I have a set of bit patterns, and want to find the index of the element in the set which matches a given input. The bit pattern contains "don't care" bits, that is x-es which matches both 0 and 1.
Example The set of bit patterns are
index abcd
0 00x1
1 01xx
2 100x
3 1010
4 1x11
Then, trying to match 0110 should return index 1 and 1011 should return index 4.
How can this problem be solved faster than a linear search through the elements? I guess a kind of binary tree could be made, but then, what is a smart way of creating such a tree?
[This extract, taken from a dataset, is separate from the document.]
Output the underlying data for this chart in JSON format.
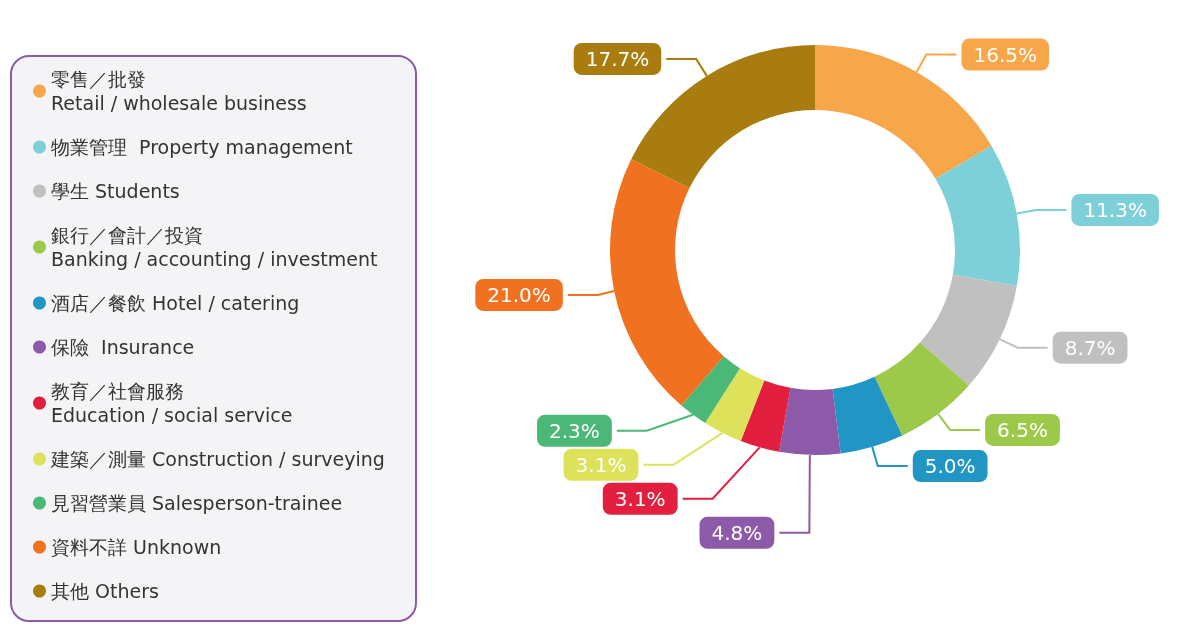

Are there other efficient data structures/algorithms for such a problem, primarily in terms of query efficiency both also storage requirements.
- The bit patterns will be 64 bits (or more)
- The number of elements in the set will be in the order 10^5 - 10^7
- Not all bit combinations are represented in the set, e.g in the example 0000 is not represented
- There will be a high number of x-es in the data set
- A bit string will match only one of the elements in the set
I have two different cases in which I need to solve this problem
- Case 1: I have the possibility of doing a lot of precomputing
- Case 2: New elements will be added to the set on the fly
Update The x-es are more likely to show up in some bit positions than others, that is, some bit positions will be dominated by x-es while others will be mainly zeroes/ones.